We’ve come a long way. Just five years ago, with virtual machines (VMs) and decent monitoring, I would never have considered active automated system repairs for the average organization.
There were many reasons for that. Monitoring was spread out and required a lot of work to spin together. The volume of logs from monitoring was generally huge once logging was consolidated, and that was the best source of automated recovery information. The time it takes a VM to start up and the space that a fully installed VM took up on disk were both negatives to doing automated response.
But that was then, this is now. And the world has changed. A lot.

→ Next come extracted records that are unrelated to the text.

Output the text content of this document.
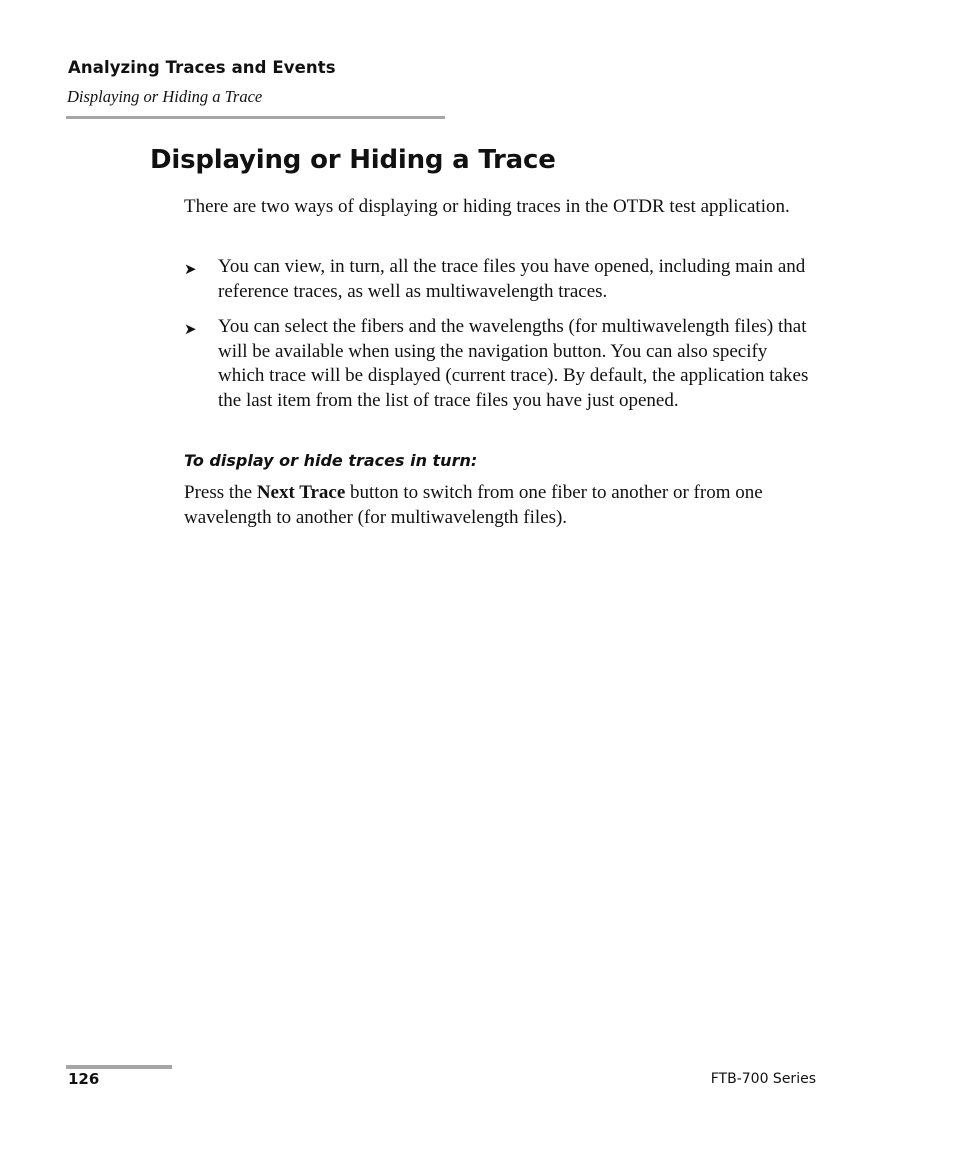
Analyzing Traces and Events
Displaying or Hiding a Trace
Displaying or Hiding a Trace

There are two ways of displaying or hiding traces in the OTDR test application.

➤ You can view, in turn, all the trace files you have opened, including main and reference traces, as well as multiwavelength traces.
➤ You can select the fibers and the wavelengths (for multiwavelength files) that will be available when using the navigation button. You can also specify which trace will be displayed (current trace). By default, the application takes the last item from the list of trace files you have just opened.
To display or hide traces in turn:

Press the Next Trace button to switch from one fiber to another or from one wavelength to another (for multiwavelength files).

126	FTB-700 Series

Most companies using cloud or container based architectures with DevOps are doing monitoring. Tools such as DataDog and ExtraHop between them monitor the application side of performance and the networkwide responsiveness of the application infrastructure. Most container-based architectures are using one or both with alerting to keep track of their system’s and instance’s performance. Add in container management systems, and the infrastructure to support systemwide automation is starting to look pretty darned complete.
Beyond Monitoring
The most advanced DevOps and automation shops have gone a step further and are using these tools to do automated management on top of monitoring. While tooling varies—and I do not mean to use the above two as the only solutions—they show well the two sides of monitoring: application and environment (in the case of ExtraHop, networking). Most organizations have a wider selection, including in-source tooling and other monitoring systems. But a few have stepped up to basing the decision to auto-correct on these tools. If ExtraHop is showing extreme response times from an instance, but other instances are responding just fine, that scenario can trigger spinning up a new instance and taking the old one down. The same is true if DataDog shows one instance is taking forever to process requests, while other instances are performing admirably. If the overall system response time is lagging, new instances can be automatically added, either by directly spinning them up or making a call to the container management system to do so.
In the case of the failing machine, companies that have been doing this for any length of time will happily tell you to keep the instance taken offline so you have a record of what went wrong and can fix it. Heartbleed would have been a different beast had this been followed, and others will give you the same story of, “It’s hard to troubleshoot when the evidence is destroyed.” So while many companies tend to think along the lines of, “If we pulled it down and replaced it, we don’t need it anymore,” what should be done is, from the start, set up to keep the container and take time to look at it to help determine what went wrong before it goes wrong again on a different instance.
No Muss, No Fuss
The idea of the “self-healing network” is certainly nothing new. The difference is that machine speed, monitoring tools, management tools and platform have all evolved to a point where all of us can implement it. That doesn’t remove work around problems with responsiveness, but it does offer a stopgap that will keep many applications up and responsive while you figure out why they’re having issues.
One key is to have an alert system that lets the team responsible know what has happened. If automation replaces an instance, the team needs to know which instance it took down so it can grab the files and figure out what happened. If three of those notices come across in 10 or 15 minutes, you have a definite problem that needs more proactive interaction.
For clarity: My caveats every time I say “this works” are simple—network issues (inside or outside your network) may be causing perceived performance issues, and these systems can’t do much about that. Hardware failures are not resolved by dropping an instance and spinning up a new one, etc. But until monitoring and management alerts reach alarming stage, the application is likely humming along. And the team can focus on enhancements, not spinning up replacement instances. The larger the server base, the more important this is.
New products, enhancements to existing products, fixed bugs, improved architectures—concentrating on these issues instead of keeping the system live is always a win.
So if you’re not using automated management, it certainly is worth a look. Your environment is unique, and it fits better in some than others. So I’ll leave it to you to evaluate in light of your architecture. But if you can free up time, I highly recommend you do.